Ein Stück, das sich kritisch mit der Waldnutzung auseinandersetzt, wird Opfer der eigenen Thematik. Diesen Sommer hätte der Wald zwischen Erdmannlistein und Fulenbach zur Bühne für das Stück «Wald:Park» werden sollen – junge Künstler planten einen szenischen Spaziergang. Dagegen wehrt sich der Jagdverein Waltenschwil und der Aargauische Jagdschutzverein. Weil man aus terminlichen Gründen einen endgültigen Entscheid nicht abwarten kann, hat sich die Junge Bühne entschlossen, das Stück ins Kellertheater zu verlegen. Die Enttäuschung bei den Beteiligten ist gross.

«Seit letztem Herbst sind wir an den Vorbereitungen», erzählt Regisseur Simon Landwehr. Das Stück ist das Masterprojekt seiner Theaterpädagogik-Ausbildung.
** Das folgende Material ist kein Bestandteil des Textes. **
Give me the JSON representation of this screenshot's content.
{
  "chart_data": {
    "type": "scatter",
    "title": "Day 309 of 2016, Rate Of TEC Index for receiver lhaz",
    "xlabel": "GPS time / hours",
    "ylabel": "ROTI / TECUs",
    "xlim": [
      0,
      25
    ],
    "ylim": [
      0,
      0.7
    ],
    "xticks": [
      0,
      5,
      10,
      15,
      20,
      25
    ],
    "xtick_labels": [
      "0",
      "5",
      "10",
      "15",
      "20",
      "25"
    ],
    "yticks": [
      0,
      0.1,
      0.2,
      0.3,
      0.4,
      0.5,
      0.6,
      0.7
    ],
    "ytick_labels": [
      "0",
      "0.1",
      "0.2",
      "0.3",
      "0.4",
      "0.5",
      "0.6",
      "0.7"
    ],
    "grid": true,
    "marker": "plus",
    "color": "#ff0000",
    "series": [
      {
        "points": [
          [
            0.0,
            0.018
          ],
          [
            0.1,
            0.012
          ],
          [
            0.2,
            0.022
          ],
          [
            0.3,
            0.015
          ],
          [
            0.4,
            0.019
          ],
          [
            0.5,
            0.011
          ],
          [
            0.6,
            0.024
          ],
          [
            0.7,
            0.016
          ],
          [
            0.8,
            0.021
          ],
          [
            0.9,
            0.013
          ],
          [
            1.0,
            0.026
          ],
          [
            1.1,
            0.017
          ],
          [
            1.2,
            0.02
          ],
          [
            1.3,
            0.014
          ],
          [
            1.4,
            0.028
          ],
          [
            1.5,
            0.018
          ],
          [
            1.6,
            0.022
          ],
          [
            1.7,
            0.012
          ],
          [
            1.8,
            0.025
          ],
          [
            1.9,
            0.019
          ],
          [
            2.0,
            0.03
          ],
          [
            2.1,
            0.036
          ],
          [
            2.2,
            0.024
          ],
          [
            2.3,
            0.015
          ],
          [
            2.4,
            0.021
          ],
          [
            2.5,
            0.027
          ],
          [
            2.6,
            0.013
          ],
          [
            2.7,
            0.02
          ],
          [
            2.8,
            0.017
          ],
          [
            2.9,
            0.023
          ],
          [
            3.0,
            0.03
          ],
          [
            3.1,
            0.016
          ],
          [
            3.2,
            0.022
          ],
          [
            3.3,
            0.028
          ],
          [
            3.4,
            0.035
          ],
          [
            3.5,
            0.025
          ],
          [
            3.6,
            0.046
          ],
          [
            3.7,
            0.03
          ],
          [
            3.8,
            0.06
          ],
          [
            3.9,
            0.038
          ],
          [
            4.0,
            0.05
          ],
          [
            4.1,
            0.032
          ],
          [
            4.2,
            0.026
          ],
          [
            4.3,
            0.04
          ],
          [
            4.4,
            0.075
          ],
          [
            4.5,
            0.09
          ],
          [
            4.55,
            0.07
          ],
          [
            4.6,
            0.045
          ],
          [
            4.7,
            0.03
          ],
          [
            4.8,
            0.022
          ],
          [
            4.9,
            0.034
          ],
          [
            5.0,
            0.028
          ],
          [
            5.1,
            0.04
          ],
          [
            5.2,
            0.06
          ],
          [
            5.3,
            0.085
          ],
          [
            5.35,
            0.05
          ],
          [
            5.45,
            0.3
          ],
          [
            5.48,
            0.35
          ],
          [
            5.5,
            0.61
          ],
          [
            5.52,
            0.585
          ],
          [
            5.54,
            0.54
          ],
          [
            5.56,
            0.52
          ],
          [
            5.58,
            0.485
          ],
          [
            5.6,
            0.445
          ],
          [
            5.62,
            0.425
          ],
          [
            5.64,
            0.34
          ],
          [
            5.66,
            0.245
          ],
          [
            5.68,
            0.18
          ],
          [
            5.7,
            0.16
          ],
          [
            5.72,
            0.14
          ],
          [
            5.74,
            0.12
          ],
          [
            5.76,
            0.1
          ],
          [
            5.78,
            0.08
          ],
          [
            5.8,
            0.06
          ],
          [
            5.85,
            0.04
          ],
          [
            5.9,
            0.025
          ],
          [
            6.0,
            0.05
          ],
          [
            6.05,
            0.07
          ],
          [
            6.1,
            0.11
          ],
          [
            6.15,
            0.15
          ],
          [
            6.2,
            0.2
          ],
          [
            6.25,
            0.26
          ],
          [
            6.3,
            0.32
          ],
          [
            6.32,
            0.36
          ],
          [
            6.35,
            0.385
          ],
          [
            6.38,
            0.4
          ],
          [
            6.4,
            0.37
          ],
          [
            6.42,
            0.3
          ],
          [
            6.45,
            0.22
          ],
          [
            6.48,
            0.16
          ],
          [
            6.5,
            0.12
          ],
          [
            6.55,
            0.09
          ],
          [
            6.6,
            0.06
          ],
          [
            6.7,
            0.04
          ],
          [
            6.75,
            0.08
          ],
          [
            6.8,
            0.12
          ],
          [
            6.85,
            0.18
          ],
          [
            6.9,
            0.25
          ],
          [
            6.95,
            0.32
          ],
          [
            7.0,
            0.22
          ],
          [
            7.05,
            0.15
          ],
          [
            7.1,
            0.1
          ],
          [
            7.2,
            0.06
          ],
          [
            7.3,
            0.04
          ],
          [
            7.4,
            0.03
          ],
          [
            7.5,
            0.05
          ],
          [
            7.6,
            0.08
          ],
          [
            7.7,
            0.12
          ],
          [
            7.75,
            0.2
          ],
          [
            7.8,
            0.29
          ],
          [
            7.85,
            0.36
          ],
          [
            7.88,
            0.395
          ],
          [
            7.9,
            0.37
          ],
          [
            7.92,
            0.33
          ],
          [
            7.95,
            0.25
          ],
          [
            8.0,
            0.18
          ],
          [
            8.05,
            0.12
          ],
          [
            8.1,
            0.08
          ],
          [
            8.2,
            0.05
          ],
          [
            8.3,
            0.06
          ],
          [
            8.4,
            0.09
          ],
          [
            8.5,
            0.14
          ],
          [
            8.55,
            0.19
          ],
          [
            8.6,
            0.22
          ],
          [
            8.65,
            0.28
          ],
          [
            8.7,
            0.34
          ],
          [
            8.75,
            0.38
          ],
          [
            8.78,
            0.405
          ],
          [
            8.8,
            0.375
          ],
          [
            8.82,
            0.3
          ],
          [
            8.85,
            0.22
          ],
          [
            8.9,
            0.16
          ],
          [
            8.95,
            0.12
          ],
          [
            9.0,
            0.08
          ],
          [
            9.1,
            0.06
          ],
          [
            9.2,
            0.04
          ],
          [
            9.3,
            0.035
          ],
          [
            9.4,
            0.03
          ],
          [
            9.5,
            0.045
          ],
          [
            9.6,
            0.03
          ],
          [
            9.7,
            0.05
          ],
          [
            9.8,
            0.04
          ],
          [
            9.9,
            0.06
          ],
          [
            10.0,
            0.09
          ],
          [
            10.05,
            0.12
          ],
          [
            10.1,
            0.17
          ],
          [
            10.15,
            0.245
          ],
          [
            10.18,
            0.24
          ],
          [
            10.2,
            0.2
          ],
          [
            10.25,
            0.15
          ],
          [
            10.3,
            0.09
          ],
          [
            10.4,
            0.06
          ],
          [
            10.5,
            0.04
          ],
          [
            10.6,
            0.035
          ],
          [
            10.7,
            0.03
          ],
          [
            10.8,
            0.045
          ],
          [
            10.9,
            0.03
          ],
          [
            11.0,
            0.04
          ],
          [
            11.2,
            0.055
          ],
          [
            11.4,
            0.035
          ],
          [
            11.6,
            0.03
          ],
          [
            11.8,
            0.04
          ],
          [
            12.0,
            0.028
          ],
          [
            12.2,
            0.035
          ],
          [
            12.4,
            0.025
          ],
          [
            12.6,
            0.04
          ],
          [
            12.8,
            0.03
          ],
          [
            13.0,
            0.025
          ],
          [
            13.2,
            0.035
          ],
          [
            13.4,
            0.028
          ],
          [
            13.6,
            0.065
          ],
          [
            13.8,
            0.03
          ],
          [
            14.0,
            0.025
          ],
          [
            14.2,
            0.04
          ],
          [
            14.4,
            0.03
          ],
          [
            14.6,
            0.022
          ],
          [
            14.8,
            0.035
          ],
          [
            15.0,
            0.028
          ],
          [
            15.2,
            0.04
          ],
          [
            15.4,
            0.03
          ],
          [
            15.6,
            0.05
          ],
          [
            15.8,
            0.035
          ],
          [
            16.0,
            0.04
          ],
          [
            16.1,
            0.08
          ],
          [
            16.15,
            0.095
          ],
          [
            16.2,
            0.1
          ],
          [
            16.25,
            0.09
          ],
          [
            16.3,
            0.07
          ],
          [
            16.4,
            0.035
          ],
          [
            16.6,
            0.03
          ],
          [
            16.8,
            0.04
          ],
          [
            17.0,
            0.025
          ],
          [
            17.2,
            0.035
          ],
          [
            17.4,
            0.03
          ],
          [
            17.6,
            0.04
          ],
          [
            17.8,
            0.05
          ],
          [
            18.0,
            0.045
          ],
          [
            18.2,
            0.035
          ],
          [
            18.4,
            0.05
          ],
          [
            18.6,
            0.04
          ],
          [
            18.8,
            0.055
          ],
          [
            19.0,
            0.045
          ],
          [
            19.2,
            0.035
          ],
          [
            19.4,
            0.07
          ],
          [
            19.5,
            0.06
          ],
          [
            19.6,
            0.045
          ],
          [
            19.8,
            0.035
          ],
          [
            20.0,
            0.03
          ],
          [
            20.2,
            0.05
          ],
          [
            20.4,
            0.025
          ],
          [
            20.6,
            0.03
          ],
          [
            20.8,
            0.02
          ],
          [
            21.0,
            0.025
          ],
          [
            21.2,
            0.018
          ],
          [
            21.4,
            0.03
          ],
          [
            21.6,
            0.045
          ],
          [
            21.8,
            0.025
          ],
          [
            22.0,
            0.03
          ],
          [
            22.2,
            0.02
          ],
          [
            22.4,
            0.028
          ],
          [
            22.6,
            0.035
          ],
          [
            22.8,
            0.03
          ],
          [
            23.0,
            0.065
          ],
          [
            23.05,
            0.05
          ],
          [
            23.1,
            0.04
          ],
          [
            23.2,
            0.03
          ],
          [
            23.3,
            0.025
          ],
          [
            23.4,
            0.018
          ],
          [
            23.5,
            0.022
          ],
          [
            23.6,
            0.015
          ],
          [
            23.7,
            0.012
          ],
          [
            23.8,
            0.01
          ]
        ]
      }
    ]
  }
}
Bereits im Dezember wurden die Ortsbürger Wohlen informiert, denen der Wald gehört, sie signalisierten Zustimmung. «Die Abklärungen ergaben, dass wir unser Projekt öffentlich auflegen müssen», sagt Landwehr.

Also habe man den Kontakt mit den Interessengruppen – dem Kreisförster, dem Revierförster, dem Natur- und Vogelschutzverein, mit Jägern und Ortsbürgern – gesucht, bevor die Junge Bühne ein Gesuch bei der Gemeindeverwaltung Wohlen eingereichte. Marco Erni, technischer Leiter und verantwortlich für die Infrastruktur, erinnert sich: «Wir wussten damals noch nicht alle Details, zum Beispiel wo wir Licht einsetzen müssen.»

Nach rund zwei Monaten und mehreren Nachfragen kam der negative Entscheid: Der Spielort sei zu nahe am Naturschutzgebiet und die technischen Hilfsmittel, die zum Einsatz kämen, seien zu wenig genau spezifiziert, so die Begründung. «Wir fielen aus allen Wolken», sagt Landwehr rückblickend, «aber es gab auch positive Signale.

Man forderte uns auf, ein überarbeitetes Gesuch einzureichen.» Also wurde der Weg angepasst und die Theatermacher beschrieben, welche Hilfsmittel eingesetzt werden. Dabei handelt es sich um LED-Akku-Fluter, die pro Aufführung zwischen 10 und 15 Minuten brennen. «Uns war der Umweltgedanke von Anfang an wichtig, wir wollten nur das Nötigste einsetzen und auf den bestehenden Wegen bleiben. Die Emissionen sind vergleichbar mit einer Pfadiübung bei Nacht», erklärt Landwehr.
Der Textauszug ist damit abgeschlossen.